Business Law & Compliance
What SMEs can learn from the Waitrose chocolate plagiarism debate
6 min read
31 May 2018
In a recent dispute between boutique chocolatier Hotel Chocolat and Waitrose, Hotel Chocolat claimed a Waitrose product was an imitation of its flagship chocolate “slab”. Waitrose has since agreed to stop making the bars of chocolate, with no court action taken.
What is interesting about this dispute from an intellectual property (IP) perspective is that Hotel Chocolat had the foresight to register the shape and appearance of its flagship product as an EU-wide registered design. This provided the company with a powerful tool in its arsenal when it wished to object to Waitrose’s alleged imitation.
How could Hotel Chocolat have defended itself without a registered design?
Without a registered design, Hotel Chocolat may have been able to rely on unregistered design rights, though the length of protection is shorter in respect of the EU-wide unregistered design right and may therefore have expired. The scope of protection is also narrower in respect of UK unregistered design right.
It may also have been able to claim passing off where features of get-up (e.g. brand name or distinguishing features of the product itself) have been copied so as to create a misrepresentation to the public that the Waitrose product was either created by or associated with Hotel Chocolat.
However, the fact that the Waitrose product was marketed under a different and distinctive brand name (Waitrose) would likely have made an argument based on passing off difficult. It is therefore likely that Hotel Chocolat was able to assert a registered right, which gave Waitrose greater cause for concern.
Furthermore, if Hotel Chocolat had to issue legal proceedings (as opposed to fighting it out in the media), it would likely have been easier and cheaper for the company to enforce its registered right rather than relying on unregistered rights, the existence and scope of which must be proved by substantial evidence.
What does this case tell us about why and how businesses should protect IP?
Owning a registered IP right – in this case a registered design – is a formidable tool in tackling copycat products.
In other examples from the confectionary sector, Nestle sought to register the shape of its four-finger KitKat bar, and Mondelez the shape of its Toblerone bar, as registered trade marks. However, in order to obtain a trademark registration for a “non-traditional” mark such as the shape of a product, it is necessary to show consumers will recognise the shape as a badge of origin.
Shape trademarks must also overcome “technical” objections which have been designed to prevent the monopolisation of shapes by means of a registered trademark (which, if renewed and used, can potentially last forever) in circumstances where the shape should really be protected by means of a time-limited registered design (which protects the shape and appearance of a product) or patent (which protects the way an invention works).
What steps can businesses take to protect IP?
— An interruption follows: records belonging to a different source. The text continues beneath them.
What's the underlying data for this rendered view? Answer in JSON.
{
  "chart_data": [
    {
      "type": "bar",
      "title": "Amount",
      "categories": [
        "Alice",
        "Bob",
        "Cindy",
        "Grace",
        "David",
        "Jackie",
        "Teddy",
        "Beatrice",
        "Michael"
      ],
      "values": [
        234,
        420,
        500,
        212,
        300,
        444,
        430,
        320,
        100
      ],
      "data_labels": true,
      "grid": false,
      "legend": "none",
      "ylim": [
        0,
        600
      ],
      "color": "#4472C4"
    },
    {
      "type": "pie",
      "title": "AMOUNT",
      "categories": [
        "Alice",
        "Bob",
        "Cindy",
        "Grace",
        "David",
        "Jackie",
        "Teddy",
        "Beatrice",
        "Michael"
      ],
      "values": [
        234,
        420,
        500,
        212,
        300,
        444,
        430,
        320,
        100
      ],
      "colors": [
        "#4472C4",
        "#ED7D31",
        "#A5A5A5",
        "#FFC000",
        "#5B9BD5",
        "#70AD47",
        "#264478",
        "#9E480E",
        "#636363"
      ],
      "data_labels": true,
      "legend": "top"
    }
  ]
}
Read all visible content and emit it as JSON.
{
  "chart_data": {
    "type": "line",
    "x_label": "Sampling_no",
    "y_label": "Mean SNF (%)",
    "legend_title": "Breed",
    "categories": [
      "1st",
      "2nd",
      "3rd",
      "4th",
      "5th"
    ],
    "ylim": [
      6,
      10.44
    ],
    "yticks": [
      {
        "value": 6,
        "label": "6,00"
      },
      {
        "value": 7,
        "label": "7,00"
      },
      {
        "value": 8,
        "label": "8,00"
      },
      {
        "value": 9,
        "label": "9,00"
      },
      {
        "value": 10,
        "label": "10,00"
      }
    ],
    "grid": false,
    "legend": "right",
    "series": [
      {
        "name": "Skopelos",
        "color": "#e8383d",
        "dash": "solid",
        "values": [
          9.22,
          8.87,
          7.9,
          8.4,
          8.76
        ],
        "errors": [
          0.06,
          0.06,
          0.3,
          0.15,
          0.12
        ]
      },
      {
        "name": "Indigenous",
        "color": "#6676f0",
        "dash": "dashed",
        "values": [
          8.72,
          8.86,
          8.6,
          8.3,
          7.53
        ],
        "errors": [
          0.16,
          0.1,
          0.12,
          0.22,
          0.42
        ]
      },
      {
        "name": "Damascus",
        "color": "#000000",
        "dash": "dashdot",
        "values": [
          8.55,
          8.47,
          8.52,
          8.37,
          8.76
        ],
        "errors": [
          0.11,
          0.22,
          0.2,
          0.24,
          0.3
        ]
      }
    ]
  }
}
Choosing the right type (or types) of intellectual property is crucial. We describe some of the main options above but there are others, including copyright and database rights, along with more niche rights relevant to specific technology sectors. The cost and ease of obtaining different types of IP protection will differ from right to right.
Ultimately, however, obtaining a registered design or registered trade mark need not be expensive and should always be considered for commercially valuable aspects of branding and design.
Real Business heard from serial inventor Graham Harris about how entrepreneurs can chart a path through the UK’s patenting process before bringing a new product to market.
Aligning IP strategies to wider business strategy
Alongside choosing the right type of protection, businesses should seek to build IP strategies aligned to wider business strategy. For instance, in considering the territories covered by its IP portfolio, a business should consider where its products are manufactured and sold – and which markets it might want to expand into in the future.
Alternatively, if a business is not planning on entering a given market directly, it may still be worth obtaining IP rights in that territory in order to develop licensing or franchising arrangements with third parties in that market. These questions and more are where business strategy and IP strategy meet.
Key to achieving the right IP protection for your business then, as illustrated by the most recent IP infringement claim to hit the headlines, is to view IP as an investment.
By investing time and effort early in considering your IP strategy, you will be building a solid base upon which your business can continue to grow. You will also be ensuring that it is your innovation and effort which are eventually rewarded, rather than a competitor’s imitation.